Artificial intelligence is evolving rapidly – with Agentic AI, the next stage of development is already upon us, one that has the potential to fundamentally change how companies create value even more fundamentally. While many insurers are currently still investing in individual AI applications in a selective and relatively unconnected manner, capitalising on these future opportunities and creating real added value and differentiation requires a clear, top-down, and strategically aligned AI transformation. This process follows a J-curve: Short-term investments in fundamentals – be they in data and technology or in the less obvious but central human transformation – are made consciously and strategically to achieve exponential long-term benefits and establish AI not just as a technology, but as a central driver of sustainable business success.

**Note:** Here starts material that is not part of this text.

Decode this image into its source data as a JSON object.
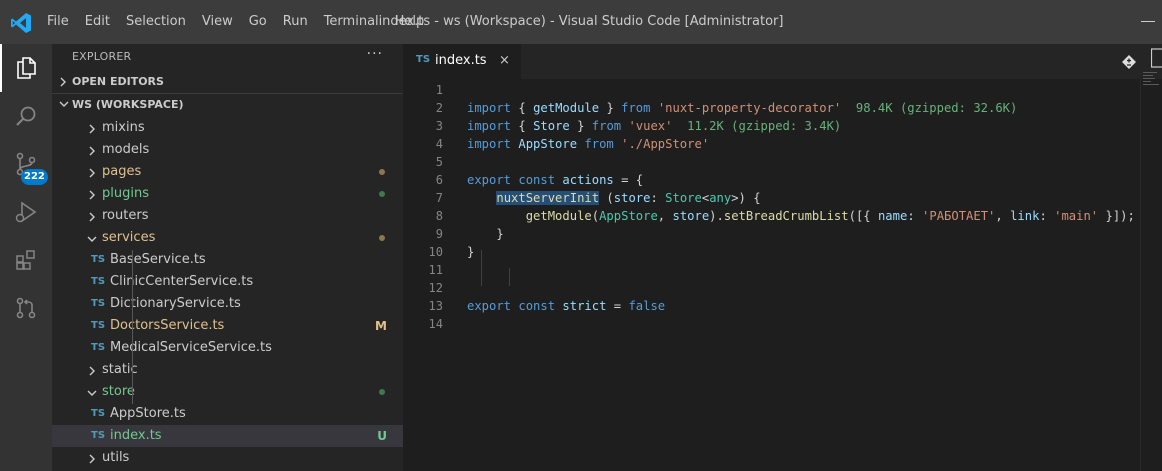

AI transformation in insurance: Why strategic thinking is a game-changer

AI is being driven by major technology companies, investing billions of dollars into the new technologies, and AI consequently continues to evolve rapidly. After large language models (LLMs), the next evolutionary stage, Agentic AI, is already on the horizon. Companies have to rethink their approach and their business strategies, and ask the right questions to successfully integrate AI into their core value creation processes.

Currently, many insurers only invest in individual AI applications — from chatbots in customer service to AI-based automation of administrative tasks and fraud detection in claims management — but they often lack a clear strategic direction or a defined understanding of how the implementation supports their overall corporate strategy.

However, the real potential of AI, namely, to create substantial value and sustainable differentiation, will only be fully realised when AI is no longer seen as a collection of single use cases, but as an integrated part of the strategic orientation and management of the company, supported by a closely aligned AI investment and implementation roadmap.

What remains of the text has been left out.